Но возможно и иное объяснение: в Египте могли быть почитатели этрусских богов, подобно тому как в Этрурии известны приверженцы египетской религии.
Находка этрусской надписи в Египте — исключительный случай. Основную массу надписей дает богатая древностям почва самой Италии. Раскопки, проводившиеся в течение двух последних веков, наполнили этими надписями не только итальянские, но и многие другие музеи мира. Сейчас их уже более десяти тысяч!
Но столь значительное их число не должно вводить нас в заблуждение. Девять десятых из них составляют краткие эпитафии (надписи погребального назначения), состоящие почти исключительно из собственных имен. Они, как правило, сообщают личное и родовое имя усопшего, часто также имена родителей, значительно реже — возраст, в котором он скончался, и только в отдельных случаях дают указания о занимаемых при жизни должностях или какие-либо другие сведения.
Пространные тексты встречаются редко. Надписей более чем в одну строчку известно всего несколько десятков. Только три насчитывают свыше полусотни слов каждая и лишь одна — свыше сотни.
Здесь будет уместно исправить одну распространенную неточность. Нередко приходится слышать, как говорят о «расшифровке» этрусских надписей. В действительности памятники этрусского письма не требуют расшифровки, но большинство из них, в том числе все крупные, нуждаются в истолковании или интерпретации.
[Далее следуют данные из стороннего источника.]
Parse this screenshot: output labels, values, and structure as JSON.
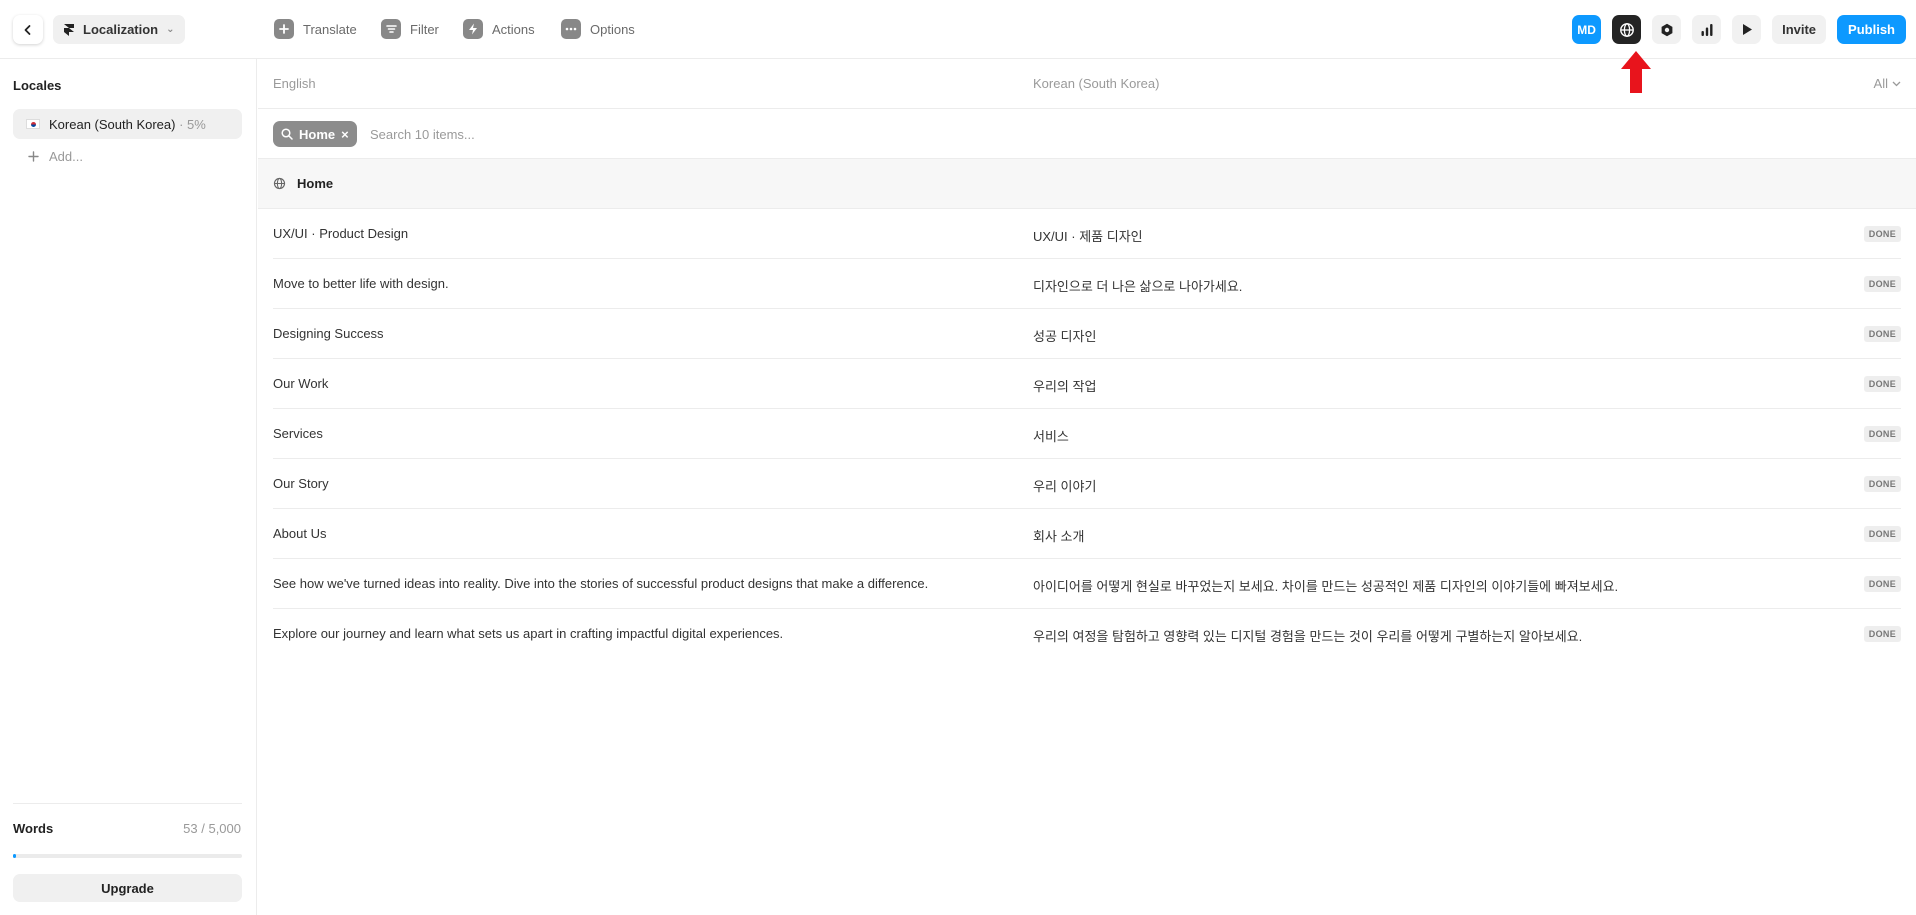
{
  "topbar": {
    "project_name": "Localization",
    "tools": [
      {
        "label": "Translate",
        "icon": "plus-icon"
      },
      {
        "label": "Filter",
        "icon": "filter-icon"
      },
      {
        "label": "Actions",
        "icon": "bolt-icon"
      },
      {
        "label": "Options",
        "icon": "more-icon"
      }
    ],
    "avatar_initials": "MD",
    "invite_label": "Invite",
    "publish_label": "Publish",
    "accent_color": "#0d99ff",
    "annotation_arrow_color": "#e8141c"
  },
  "sidebar": {
    "title": "Locales",
    "locales": [
      {
        "name": "Korean (South Korea)",
        "progress": "· 5%"
      }
    ],
    "add_label": "Add...",
    "words_label": "Words",
    "words_count": "53 / 5,000",
    "words_fraction": 0.0106,
    "upgrade_label": "Upgrade"
  },
  "main": {
    "source_language": "English",
    "target_language": "Korean (South Korea)",
    "filter_label": "All",
    "chip_label": "Home",
    "search_placeholder": "Search 10 items...",
    "group_name": "Home",
    "rows": [
      {
        "source": "UX/UI · Product Design",
        "target": "UX/UI · 제품 디자인",
        "status": "DONE"
      },
      {
        "source": "Move to better life with design.",
        "target": "디자인으로 더 나은 삶으로 나아가세요.",
        "status": "DONE"
      },
      {
        "source": "Designing Success",
        "target": "성공 디자인",
        "status": "DONE"
      },
      {
        "source": "Our Work",
        "target": "우리의 작업",
        "status": "DONE"
      },
      {
        "source": "Services",
        "target": "서비스",
        "status": "DONE"
      },
      {
        "source": "Our Story",
        "target": "우리 이야기",
        "status": "DONE"
      },
      {
        "source": "About Us",
        "target": "회사 소개",
        "status": "DONE"
      },
      {
        "source": "See how we've turned ideas into reality. Dive into the stories of successful product designs that make a difference.",
        "target": "아이디어를 어떻게 현실로 바꾸었는지 보세요. 차이를 만드는 성공적인 제품 디자인의 이야기들에 빠져보세요.",
        "status": "DONE"
      },
      {
        "source": "Explore our journey and learn what sets us apart in crafting impactful digital experiences.",
        "target": "우리의 여정을 탐험하고 영향력 있는 디지털 경험을 만드는 것이 우리를 어떻게 구별하는지 알아보세요.",
        "status": "DONE"
      }
    ]
  }
}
Под расшифровкой ученые понимают разъяснение неизвестной системы письма, самих письменных знаков. Под интерпретацией — раскрытие содержания написанного. Расшифровка завершается прочтением неизвестных письмен. Если при этом оказывается, что язык, на котором они составлены, имеет сходство с каким-либо уже известным, дальнейшая интерпретация протекает сравнительно легко. Так было, например, с памятниками минойского линейного письма Б, которые первоначально представляли, казалось бы, несравненно большие трудности, чем этрусские, поскольку содержали два неизвестных: само письмо и смысл записанных им слов. Но вскоре выяснилось, что в них скрывался один из древнегреческих диалектов. Это обстоятельство имело решающее значение для всей последующей работы по их разъяснению.
В этрусском мы имеем дело только с одним неизвестным, но тем не менее процесс его интерпретации сопряжен с очень большими затруднениями, так как язык этот не обнаруживает достаточно близкого сходства ни с одним из известных науке живых или мертвых языков. Сказывается и то, что до последнего времени отсутствовали сколько-нибудь значительные двуязычные надписи (билингвы), которые оказывали неоценимую помощь в истолковании памятников других языков.
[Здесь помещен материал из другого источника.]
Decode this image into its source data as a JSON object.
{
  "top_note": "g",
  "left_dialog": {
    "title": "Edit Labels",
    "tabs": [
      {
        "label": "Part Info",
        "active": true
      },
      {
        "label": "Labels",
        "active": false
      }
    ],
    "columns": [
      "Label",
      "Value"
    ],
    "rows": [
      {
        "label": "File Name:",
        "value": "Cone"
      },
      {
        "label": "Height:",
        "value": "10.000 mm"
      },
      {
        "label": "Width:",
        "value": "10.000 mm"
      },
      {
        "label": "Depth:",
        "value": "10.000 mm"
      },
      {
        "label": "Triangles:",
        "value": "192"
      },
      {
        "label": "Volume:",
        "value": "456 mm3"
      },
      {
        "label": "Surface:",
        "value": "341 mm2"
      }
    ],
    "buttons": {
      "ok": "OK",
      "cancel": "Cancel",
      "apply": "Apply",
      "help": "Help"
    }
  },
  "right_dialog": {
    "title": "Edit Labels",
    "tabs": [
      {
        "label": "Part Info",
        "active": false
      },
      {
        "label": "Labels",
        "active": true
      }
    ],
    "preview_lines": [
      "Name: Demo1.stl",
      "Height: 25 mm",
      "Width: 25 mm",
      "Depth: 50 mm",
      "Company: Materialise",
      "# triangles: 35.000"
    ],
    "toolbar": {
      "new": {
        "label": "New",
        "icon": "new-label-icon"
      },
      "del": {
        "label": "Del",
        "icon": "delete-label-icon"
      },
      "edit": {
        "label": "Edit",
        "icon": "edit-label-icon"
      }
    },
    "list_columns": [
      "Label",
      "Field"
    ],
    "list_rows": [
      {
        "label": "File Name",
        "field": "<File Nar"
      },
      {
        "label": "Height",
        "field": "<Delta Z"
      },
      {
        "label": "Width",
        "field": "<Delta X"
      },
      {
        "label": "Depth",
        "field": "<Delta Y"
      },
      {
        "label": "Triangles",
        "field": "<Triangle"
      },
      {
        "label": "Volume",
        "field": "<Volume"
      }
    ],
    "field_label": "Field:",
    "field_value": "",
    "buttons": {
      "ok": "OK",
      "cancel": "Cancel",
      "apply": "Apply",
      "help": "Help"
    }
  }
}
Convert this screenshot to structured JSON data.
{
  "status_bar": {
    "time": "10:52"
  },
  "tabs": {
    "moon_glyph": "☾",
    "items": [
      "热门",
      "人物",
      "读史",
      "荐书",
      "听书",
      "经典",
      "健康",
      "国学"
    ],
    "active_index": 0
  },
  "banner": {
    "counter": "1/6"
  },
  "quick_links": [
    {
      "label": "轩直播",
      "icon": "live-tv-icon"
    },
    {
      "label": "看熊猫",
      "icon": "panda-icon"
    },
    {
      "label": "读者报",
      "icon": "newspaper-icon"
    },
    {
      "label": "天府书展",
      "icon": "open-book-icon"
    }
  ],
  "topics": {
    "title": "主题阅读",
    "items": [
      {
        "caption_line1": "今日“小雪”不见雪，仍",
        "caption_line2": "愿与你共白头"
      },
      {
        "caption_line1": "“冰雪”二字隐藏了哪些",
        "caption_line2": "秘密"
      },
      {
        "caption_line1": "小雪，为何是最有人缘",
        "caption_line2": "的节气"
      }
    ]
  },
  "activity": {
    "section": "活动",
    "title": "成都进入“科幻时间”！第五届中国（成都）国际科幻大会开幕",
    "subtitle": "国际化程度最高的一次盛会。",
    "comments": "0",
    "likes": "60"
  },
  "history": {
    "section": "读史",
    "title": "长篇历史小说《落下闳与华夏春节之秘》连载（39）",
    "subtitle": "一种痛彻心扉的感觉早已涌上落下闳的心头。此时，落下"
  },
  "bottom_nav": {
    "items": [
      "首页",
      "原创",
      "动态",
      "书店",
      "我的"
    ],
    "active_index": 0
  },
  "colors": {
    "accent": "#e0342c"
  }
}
Скрытый смысл этрусских текстов пытались разъяснить двумя путями. Вначале обычно прибегали к так называемым этимологическим приемам, заключающимся в том, что слова и грамматические формы сопоставлялись со сходными элементами уже известных языков. Пользуясь таким методом, этрусский язык сближали почти со всеми древними и многими современными языками: греческим, латинским, древнеиндийским, тюркскими, семитскими, кельтскими, германскими, кавказскими и многими другими, — и почти всегда находили между ними какое-то сходство.
Удивляться этому не приходится. Ведь мы не знаем настоящих значений большинства этрусских слов, а в любых двух языках нетрудно найти слова, одинаковые или близкие по звучанию, хотя и не имеющие между собой ничего общего. Приведем такой пример. Предположим, что немецкий язык нам неизвестен. Тогда, имея дело с текстом на этом языке, мы могли бы усмотреть его «близкое сходство» с русским в таких, например, словах, как ja — «да» и русское я, Tee — «чай» и русское те, nahm — «взял» и русское нам, was — «что» и русское вас, wasche — «я мою» и русское ваше, nasche — «я лакомлюсь» и русское наше, tot — «мертвый» и русское тот, tut — «он делает» и русское тут, Tag — «день» и русское так. Если внимательно поискать, можно было бы обнаружить немало других подобных же «соответствий». Конечно, это курьез, но он очень напоминает применявшиеся иногда приемы объяснения этрусского словаря.
К этому следует добавить, что часто довольствовались и более отдаленным сходством, полагая, что в сравниваемых языках со временем могли произойти довольно значительные звуковые изменения.
Нетрудно поэтому догадаться, к каким заблуждениям вели подобные «поиски».